One work, "Teodelapio" (1962), was so huge that it spanned the road leading to
Italy's Spoleto Festival, with a bus route running right through the
sculpture. "Le grand vitesse" (1969) is an undulating red work sited on an
expansive plaza in Grand Rapids, Mont. Another enormous icon is "Flamingo"
(1973). Installed in front of the Mies van der Rohe-designed Federal Building
in Chicago, its red forms play off the black surface of the government
structure.
It is fitting that when you emerge from the galleries housing the Calder
retrospective, you are confronted with his immense, untitled mobile that
permanently waves over the National Gallery's soaring, light-filled atrium.

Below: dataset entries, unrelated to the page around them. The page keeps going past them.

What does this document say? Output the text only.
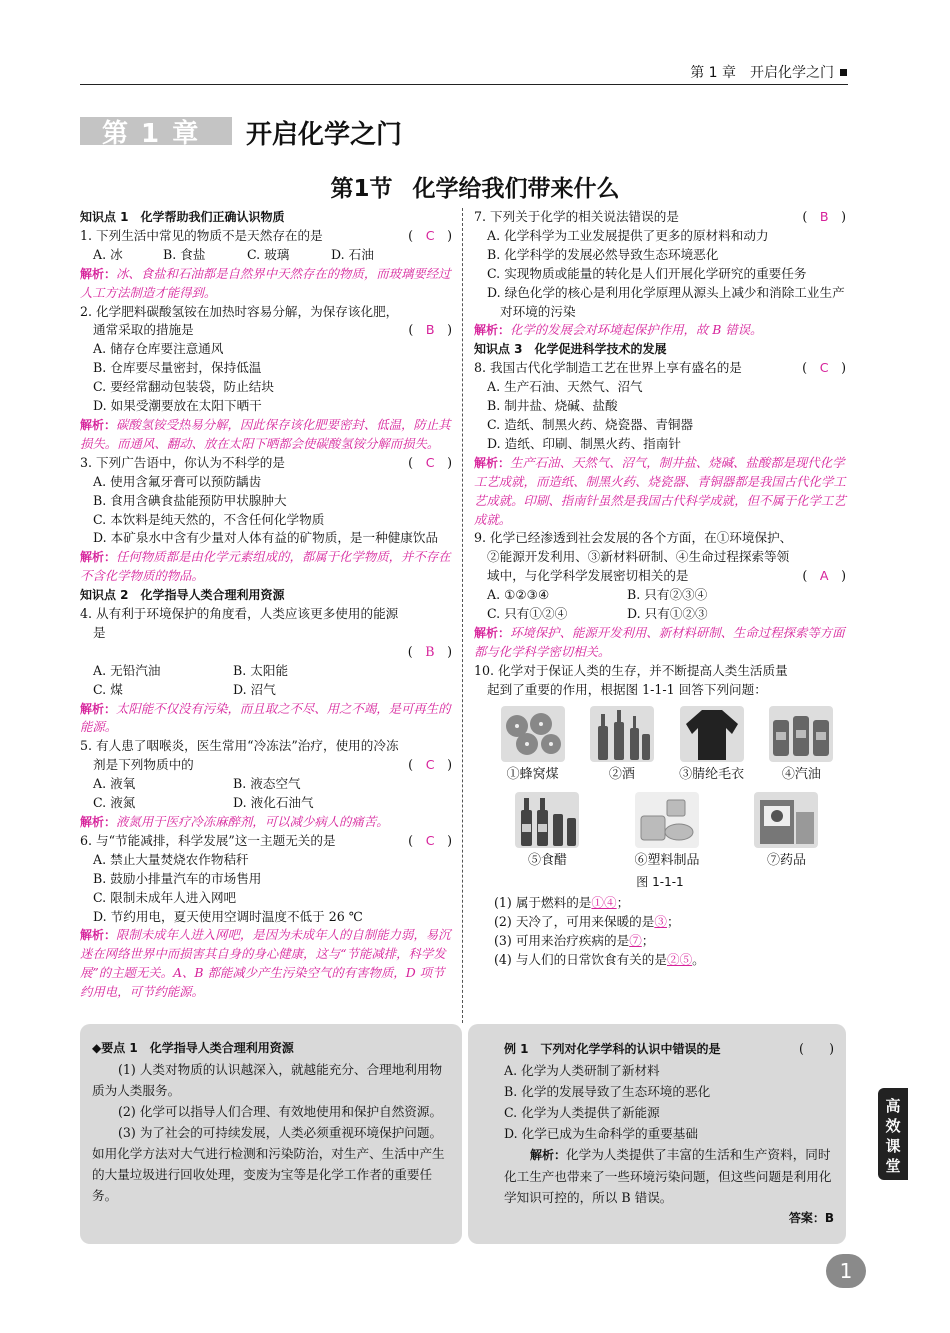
第 1 章　开启化学之门
第 1 章 开启化学之门
第1节 化学给我们带来什么
知识点 1　化学帮助我们正确认识物质
1. 下列生活中常见的物质不是天然存在的是	(　C　)
A. 冰	B. 食盐	C. 玻璃	D. 石油
解析：冰、食盐和石油都是自然界中天然存在的物质，而玻璃要经过人工方法制造才能得到。
2. 化学肥料碳酸氢铵在加热时容易分解，为保存该化肥，通常采取的措施是	(　B　)
A. 储存仓库要注意通风
B. 仓库要尽量密封，保持低温
C. 要经常翻动包装袋，防止结块
D. 如果受潮要放在太阳下晒干
解析：碳酸氢铵受热易分解，因此保存该化肥要密封、低温，防止其损失。而通风、翻动、放在太阳下晒都会使碳酸氢铵分解而损失。
3. 下列广告语中，你认为不科学的是	(　C　)
A. 使用含氟牙膏可以预防龋齿
B. 食用含碘食盐能预防甲状腺肿大
C. 本饮料是纯天然的，不含任何化学物质
D. 本矿泉水中含有少量对人体有益的矿物质，是一种健康饮品
解析：任何物质都是由化学元素组成的，都属于化学物质，并不存在不含化学物质的物品。
知识点 2　化学指导人类合理利用资源
4. 从有利于环境保护的角度看，人类应该更多使用的能源是
(　B　)
A. 无铅汽油	B. 太阳能
C. 煤	D. 沼气
解析：太阳能不仅没有污染，而且取之不尽、用之不竭，是可再生的能源。
5. 有人患了咽喉炎，医生常用“冷冻法”治疗，使用的冷冻剂是下列物质中的	(　C　)
A. 液氧	B. 液态空气
C. 液氮	D. 液化石油气
解析：液氮用于医疗冷冻麻醉剂，可以减少病人的痛苦。
6. 与“节能减排，科学发展”这一主题无关的是	(　C　)
A. 禁止大量焚烧农作物秸秆
B. 鼓励小排量汽车的市场售用
C. 限制未成年人进入网吧
D. 节约用电，夏天使用空调时温度不低于 26 ℃
解析：限制未成年人进入网吧，是因为未成年人的自制能力弱，易沉迷在网络世界中而损害其自身的身心健康，这与“节能减排，科学发展”的主题无关。A、B 都能减少产生污染空气的有害物质，D 项节约用电，可节约能源。
7. 下列关于化学的相关说法错误的是	(　B　)
A. 化学科学为工业发展提供了更多的原材料和动力
B. 化学科学的发展必然导致生态环境恶化
C. 实现物质或能量的转化是人们开展化学研究的重要任务
D. 绿色化学的核心是利用化学原理从源头上减少和消除工业生产对环境的污染
解析：化学的发展会对环境起保护作用，故 B 错误。
知识点 3　化学促进科学技术的发展
8. 我国古代化学制造工艺在世界上享有盛名的是	(　C　)
A. 生产石油、天然气、沼气
B. 制井盐、烧碱、盐酸
C. 造纸、制黑火药、烧瓷器、青铜器
D. 造纸、印刷、制黑火药、指南针
解析：生产石油、天然气、沼气，制井盐、烧碱、盐酸都是现代化学工艺成就，而造纸、制黑火药、烧瓷器、青铜器都是我国古代化学工艺成就。印刷、指南针虽然是我国古代科学成就，但不属于化学工艺成就。
9. 化学已经渗透到社会发展的各个方面，在①环境保护、②能源开发利用、③新材料研制、④生命过程探索等领域中，与化学科学发展密切相关的是	(　A　)
A. ①②③④	B. 只有②③④
C. 只有①②④	D. 只有①②③
解析：环境保护、能源开发利用、新材料研制、生命过程探索等方面都与化学科学密切相关。
10. 化学对于保证人类的生存，并不断提高人类生活质量起到了重要的作用，根据图 1-1-1 回答下列问题：
①蜂窝煤	②酒	③腈纶毛衣	④汽油
⑤食醋	⑥塑料制品	⑦药品
图 1-1-1
(1) 属于燃料的是①④；
(2) 天冷了，可用来保暖的是③；
(3) 可用来治疗疾病的是⑦；
(4) 与人们的日常饮食有关的是②⑤。
◆要点 1　化学指导人类合理利用资源
(1) 人类对物质的认识越深入，就越能充分、合理地利用物质为人类服务。
(2) 化学可以指导人们合理、有效地使用和保护自然资源。
(3) 为了社会的可持续发展，人类必须重视环境保护问题。如用化学方法对大气进行检测和污染防治，对生产、生活中产生的大量垃圾进行回收处理，变废为宝等是化学工作者的重要任务。
例 1　下列对化学学科的认识中错误的是	(　　)
A. 化学为人类研制了新材料
B. 化学的发展导致了生态环境的恶化
C. 化学为人类提供了新能源
D. 化学已成为生命科学的重要基础
解析：化学为人类提供了丰富的生活和生产资料，同时化工生产也带来了一些环境污染问题，但这些问题是利用化学知识可控的，所以 B 错误。
答案：B
高效课堂
1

Gently and irregularly moving, as its creator intended, it is a smashing coda
to an unforgettable exhibition.
By every measure, this grand, sprawling retrospective, superbly selected and
displayed, measures up to the towering achievements of Alexander Calder. It
manages to suggest not only how his remarkable ability to invent new artistic
forms grew out of his skills as an engineer and his understanding of
technology, but how his work was infused with his fun-loving, exuberant
personality.
Overall, it conveys the clear message that in a lifetime of artistic
innovation, bold experimentation and joyous expression, Alexander Calder
produced a prodigious body of work, much of which both inspires and delights.
The exhibition is accompanied by a splendid, 368-page catalogue. There are
essays by curator Prather and French scholar Arnauld Pierre, and a full
bibliography, exhibition history and chronology by Rower. The softcover
edition, published by the National Gallery, sells for $37, and the hardcover
catalogue, published by the Gallery in association with Yale University Press,
is priced at $65.
A small gem of a book that will be treasured by Calder fans is Rower's Calder
Sculpture, which offers a brief but insightful review of the development of
Calder's oeuvre. "It is my intention here to illustrate Calder's evolution as
a sculptor by presenting some interrelationships within his work as it
developed over the course of seven decades," the author accurately states at
the outset. Eighty pages in length, with 64 illustrations, it is published by
Universe Publishing and sells in hardcover for $19.95.
For anyone who really wants to know Calder -- the man as well as the artist --
Pedro Guerrero's Calder at Home: The Joyous Environment of Alexander Calder
(Stewart, Tabori & Chang; $40 hardcover) is a must. This 160-page, lavishly
illustrated book is filled with intimate photographs of Calder with friends
and family and amidst the organized chaos of his studios. Guerrero, who
supplied both words and pictures, followed Calder's activities for the last 13
years of his life. The photographs capture the sculptor's idiosyncratic
persona and surroundings, while the down-home text offers insights into
Calder's playful yet disciplined lifestyle. This is a delightful volume,
worthy of its fascinating subject.
The National Gallery of Art is at Fourth Street and Constitution Avenue, N.W.